--- Lamar Owen lowen@pari.edu wrote:
But it is rude and off-base, in my opinion, to call a dedicated third-party packager 'cuckoo' simply because they do it differently, or because they HAVE to replace large parts of the core distribution to get their packages to work. The CentOS base package set is showing its age, as are all other RHEL4 rebuilds, and RHEL4 itself; this is one of the downsides to using an 'Enterprise' Linux.
Not cuckoo repos, don't misquote me- THEIR DEVELOPERS ARE LIVING IN A CUCKOO WORLD & they do not respond to feedback nor work with other developers.

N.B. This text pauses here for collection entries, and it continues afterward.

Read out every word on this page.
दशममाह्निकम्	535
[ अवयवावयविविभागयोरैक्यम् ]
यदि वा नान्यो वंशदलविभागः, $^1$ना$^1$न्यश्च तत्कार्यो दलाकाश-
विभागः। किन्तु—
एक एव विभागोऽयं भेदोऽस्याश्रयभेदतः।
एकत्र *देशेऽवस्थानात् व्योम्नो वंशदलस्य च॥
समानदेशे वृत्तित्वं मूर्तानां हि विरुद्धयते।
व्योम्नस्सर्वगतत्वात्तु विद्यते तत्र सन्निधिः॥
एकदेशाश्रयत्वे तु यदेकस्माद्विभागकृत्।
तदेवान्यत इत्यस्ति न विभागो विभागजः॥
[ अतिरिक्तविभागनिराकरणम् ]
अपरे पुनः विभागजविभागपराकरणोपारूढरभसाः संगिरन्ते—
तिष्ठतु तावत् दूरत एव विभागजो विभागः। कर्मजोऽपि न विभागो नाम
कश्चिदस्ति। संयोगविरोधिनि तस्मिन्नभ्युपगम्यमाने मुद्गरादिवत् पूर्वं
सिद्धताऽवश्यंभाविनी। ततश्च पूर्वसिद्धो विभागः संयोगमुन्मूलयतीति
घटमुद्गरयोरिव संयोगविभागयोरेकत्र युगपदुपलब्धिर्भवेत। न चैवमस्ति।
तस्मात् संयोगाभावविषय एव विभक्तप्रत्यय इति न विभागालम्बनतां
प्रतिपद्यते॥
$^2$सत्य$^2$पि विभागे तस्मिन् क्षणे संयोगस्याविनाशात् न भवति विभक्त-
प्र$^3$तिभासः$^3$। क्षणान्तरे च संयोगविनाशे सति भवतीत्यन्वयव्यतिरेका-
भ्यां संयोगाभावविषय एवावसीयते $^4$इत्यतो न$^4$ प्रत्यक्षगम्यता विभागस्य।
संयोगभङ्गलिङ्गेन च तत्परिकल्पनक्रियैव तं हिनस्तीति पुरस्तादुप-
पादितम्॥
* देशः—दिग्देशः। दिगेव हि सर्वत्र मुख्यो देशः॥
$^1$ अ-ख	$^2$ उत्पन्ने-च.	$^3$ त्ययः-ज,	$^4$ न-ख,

This is why you have apt, apt-devel and synaptic in all the repos.
Now, as to why someone would want to 'Fedorize' their CentOS rather than just run Fedora, well, there are some instances where such a thing is useful. Again, I use the Kstars example; one might say 'well, why not just run Fedora' to which I would answer 'I don't want to completely reinstall machines every six months; besides, KDE-RedHat exists and works fine, and I get the base stability of the CentOS kernel and glibc, and I then can leverage my standardization on CentOS 4 for all my servers'. I have been on the Fedora roller-coaster, and I don't like it. Although I may have to deal with the CentOS roller coaster (since I will probably upgrade to CentOS 5 once such a beast is in the pipeline, because the preview in FC5 of what is likely to be in RHEL 5 is compelling for upgrade, at least on desktops), at least that roller coaster is on a longer cycle.
You cannot have your cake and eat it. What will happen when the stuff in the Fedoralized repo begins to churn out FC5 stuff? If you want fedora stick to fedora. If you want a stable enterprise distro go for RHEL/CentOS.
Have you run wine/winetools from winehq.com versus the fedoralized one? Which one works and which one doesn't?